After saying all of this, don’t even give her a chance to properly respond – it’ll keep her off- balanced. This is key, because her mind and body will need to adjust to what happened, and it will need to relieve themselves by getting more information. You want to leave her COMPLETELY hanging, so just say, “I’m glad we had this talk, but I gotta run”. And to turn the screw even more, before leaving, give her a really tight manly hug, and a kiss her on the cheek. Then look her square in the eye, and say, “Don’t be a stranger – remember we’re friends so call me sometimes - we’ll hang out – I got the first round of drinks”.
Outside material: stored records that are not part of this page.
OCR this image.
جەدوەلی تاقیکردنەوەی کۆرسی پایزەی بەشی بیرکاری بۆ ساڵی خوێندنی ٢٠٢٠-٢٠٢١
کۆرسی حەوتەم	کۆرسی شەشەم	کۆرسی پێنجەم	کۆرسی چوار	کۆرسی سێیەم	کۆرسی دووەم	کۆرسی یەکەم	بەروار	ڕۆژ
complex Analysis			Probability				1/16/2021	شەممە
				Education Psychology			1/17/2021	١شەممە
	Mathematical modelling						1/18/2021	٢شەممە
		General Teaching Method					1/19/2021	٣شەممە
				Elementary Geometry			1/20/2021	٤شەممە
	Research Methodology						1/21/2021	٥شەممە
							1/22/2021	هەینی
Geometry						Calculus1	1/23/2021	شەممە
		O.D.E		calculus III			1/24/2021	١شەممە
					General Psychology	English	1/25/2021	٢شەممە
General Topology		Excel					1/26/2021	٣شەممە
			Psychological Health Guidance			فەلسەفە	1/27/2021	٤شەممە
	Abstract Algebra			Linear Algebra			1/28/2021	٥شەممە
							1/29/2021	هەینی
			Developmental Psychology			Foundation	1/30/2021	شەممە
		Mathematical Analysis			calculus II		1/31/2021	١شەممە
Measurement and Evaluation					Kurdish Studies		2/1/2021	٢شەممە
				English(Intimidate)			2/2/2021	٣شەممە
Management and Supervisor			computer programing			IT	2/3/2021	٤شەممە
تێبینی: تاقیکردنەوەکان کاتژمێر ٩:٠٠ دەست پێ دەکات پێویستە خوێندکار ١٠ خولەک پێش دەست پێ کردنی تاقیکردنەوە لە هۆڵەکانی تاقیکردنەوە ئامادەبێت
The result? You will have destroyed her ego, you will have shattered her self-esteem, and you will have cut from psyche all the power she “thought she had” with the precision of a surgeon. And you will have done all of this under the guise of being a “friend” who meant well. Medieval Torture methods my friends. Knight takes Queen. Checkmate!!
Or, if you are 100% certain she’s going to LJBF you, hit her with a preemptive strike, and LJBF her to get the upper hand by inacting medieval methodology. It’s even more powerful than the method above – but that’s another lesson, for another day.
He who loves/cares the least, or gives the "perception" of loving/caring the least (oh yes, it can be faked if you're disciplined), controls the relationship. Which means, said individual will also have the most power. And leaving with the most power is key. By using medieval methodologies in the scenarios mentioned above, you will have sent that powerful subconscious message.